By ERNIE REZENTS
For The Maui News—
Condominiums are some of the worst offenders, and it is usually done in-house without the benefit of a trained Arborist. Businesses and shopping centers with parking lots are probably a close second. Check out some of the stores along Alamaha Avenue in the Kahului Industrial Park for some good examples. Homeowners see it done so often that they accept and request that their trees be pruned the same way.
State highway and County park crews have been given instruction on correct pruning procedures within the last two years. New employees will need similar training. Now we need to get their private contractors to abide by acceptable standards, especially when it comes to libraries and schools and jobs too big for in-house pruning. Government should update bidding specifications by consulting with the Maui County Arborist Committee (243-7325) and realize that the lowest bid may cost them more in the long run.
What is Topping, Stubbing, Tipping, or Heading-back?
By definition it is to remove a branch a) at a bud, b) at a twig or another branch that is less than 1/3rd the diameter of the one being removed, c) far away from it’s origin rather than just outside of the swollen collar at its base. Often times topped trees are cut at a uniform height and will be recognized by its large stubs.
Why is it wrong to top a tree?
- New growth is weakly attached and may become a hazard, especially in strong winds when branches are long and heavy with leaves, flowers, and seed pods.
- It will cost you more money. It takes little skill to top a tree and guarantees the pruner a return visit. The tree will produce many vigorous sprouts and quickly reach the height it was originally. What you wanted to correct will occur over and over again and require frequent pruning.

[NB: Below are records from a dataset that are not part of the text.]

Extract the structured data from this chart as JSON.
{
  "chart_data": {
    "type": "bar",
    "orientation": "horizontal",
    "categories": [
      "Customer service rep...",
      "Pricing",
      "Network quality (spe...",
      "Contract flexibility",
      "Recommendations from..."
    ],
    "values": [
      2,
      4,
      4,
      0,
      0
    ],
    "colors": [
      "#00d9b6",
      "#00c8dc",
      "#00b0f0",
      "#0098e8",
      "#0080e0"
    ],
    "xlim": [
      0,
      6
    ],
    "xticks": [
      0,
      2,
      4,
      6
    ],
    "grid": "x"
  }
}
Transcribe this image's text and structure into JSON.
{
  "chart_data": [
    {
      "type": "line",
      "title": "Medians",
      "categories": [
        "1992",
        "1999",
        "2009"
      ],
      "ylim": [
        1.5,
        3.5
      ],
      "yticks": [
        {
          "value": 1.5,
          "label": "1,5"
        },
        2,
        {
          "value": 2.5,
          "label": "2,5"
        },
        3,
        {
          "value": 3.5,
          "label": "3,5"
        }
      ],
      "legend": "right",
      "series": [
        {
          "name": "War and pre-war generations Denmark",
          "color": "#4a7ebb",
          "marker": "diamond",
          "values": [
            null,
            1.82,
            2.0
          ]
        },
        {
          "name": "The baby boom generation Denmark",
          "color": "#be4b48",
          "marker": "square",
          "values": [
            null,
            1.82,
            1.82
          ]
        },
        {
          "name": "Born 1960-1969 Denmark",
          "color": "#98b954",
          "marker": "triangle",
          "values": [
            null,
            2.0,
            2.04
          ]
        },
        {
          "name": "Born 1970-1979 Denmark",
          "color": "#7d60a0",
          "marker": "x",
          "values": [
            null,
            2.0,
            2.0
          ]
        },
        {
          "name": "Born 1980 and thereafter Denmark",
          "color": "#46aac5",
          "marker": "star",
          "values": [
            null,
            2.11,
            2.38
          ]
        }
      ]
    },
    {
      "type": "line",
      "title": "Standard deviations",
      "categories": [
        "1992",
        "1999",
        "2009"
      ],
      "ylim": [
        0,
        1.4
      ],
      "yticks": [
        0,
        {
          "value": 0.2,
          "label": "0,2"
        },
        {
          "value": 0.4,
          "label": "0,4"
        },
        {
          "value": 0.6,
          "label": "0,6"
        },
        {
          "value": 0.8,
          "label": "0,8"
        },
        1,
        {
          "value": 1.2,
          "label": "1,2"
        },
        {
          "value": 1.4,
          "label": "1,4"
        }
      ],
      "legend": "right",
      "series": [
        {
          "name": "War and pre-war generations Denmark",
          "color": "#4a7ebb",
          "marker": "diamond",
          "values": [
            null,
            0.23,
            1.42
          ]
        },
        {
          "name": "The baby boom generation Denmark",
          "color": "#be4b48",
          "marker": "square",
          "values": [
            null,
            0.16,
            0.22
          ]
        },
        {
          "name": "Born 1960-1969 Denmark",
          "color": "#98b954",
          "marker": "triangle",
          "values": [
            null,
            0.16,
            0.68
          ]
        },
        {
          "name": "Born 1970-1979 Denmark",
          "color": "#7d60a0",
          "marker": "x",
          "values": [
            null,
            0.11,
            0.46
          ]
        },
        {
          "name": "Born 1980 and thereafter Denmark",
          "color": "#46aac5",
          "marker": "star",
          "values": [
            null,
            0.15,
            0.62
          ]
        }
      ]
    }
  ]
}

- It may cause the tree to die because of low stored energy when coupled with environmental stresses such as drought, pollution, and insect damage. It will cost you money to remove the dead tree.
- Improper pruning removes more than one fourth of the live foliage at one time along with too much of the trees’s stored energy and chemical defenses. A healthy tree will survive temporary drought and lower fertility, and resist insect pests and diseases.
Why are trees Topped?
Some of the reasons given are: the tree has outgrown its space, it is blocking ocean views, it will buckle the concrete curb, it will raise the asphalt in the parking lot, it is breaking up the side walk, or is making too much rubbish. It would have been better to plant a smaller tree if the space is too confining. The “Maui County Planting Plan”, available from the Volunteer Action Program at the Kahului Community Center ($15 donation, call 243-7325- ), is an excellent reference for planting the right tree in the right place.
Corrective Action after Tree Topping.
Water and fertilize the tree and let the bushy growth grow to build-up and store energy. When branches have reached three to five feet long, select three or four of the strongest ones and let them grow into major limbs. These may be eventually reduced in number, but you will be able to make a better choice then. The other branches should be tipped to prevent them from competing with the selected few. Keeping them is only temporary to “feed” the tree. They will eventually be removed.
Parking Lot Shade Trees.
Maui County has an ordinance that requires parking lot owners to plant one shade tree for every five stalls. Some lots exceed this requirement; others plant just what is required. The Planning Department approves tree types with a broad canopy for shading people and cars. After construction is completed some trees may die; those that live may be pruned into balls that provide little to no shade. Dead trees should be replaced if they are required to meet the minimum count. Maui County Public Works Department has a complaint form that people can use to cite violations of any ordinance, including the one on trees in parking lots. An investigation will be conducted, and if found to be true the lot owner will be required to replace the tree (s). Could those pruned in a way that they do not provide shade also be in violation? It goes contrary to the intention of the ordinance.
If a tree has to be topped for whatever reason, maybe it is the wrong tree for that spot. Some mainland pruners have told me their companies will thin out trees, remove dead wood, raise or lower crowns, and if necessary remove trees, but they will not top them.
Maui’s world class hotels spend a lot of money planting and caring for their trees because they know trees provide cooling shade and beauty their guests enjoy. Improper pruning costs more money in the long run. Don’t accept it!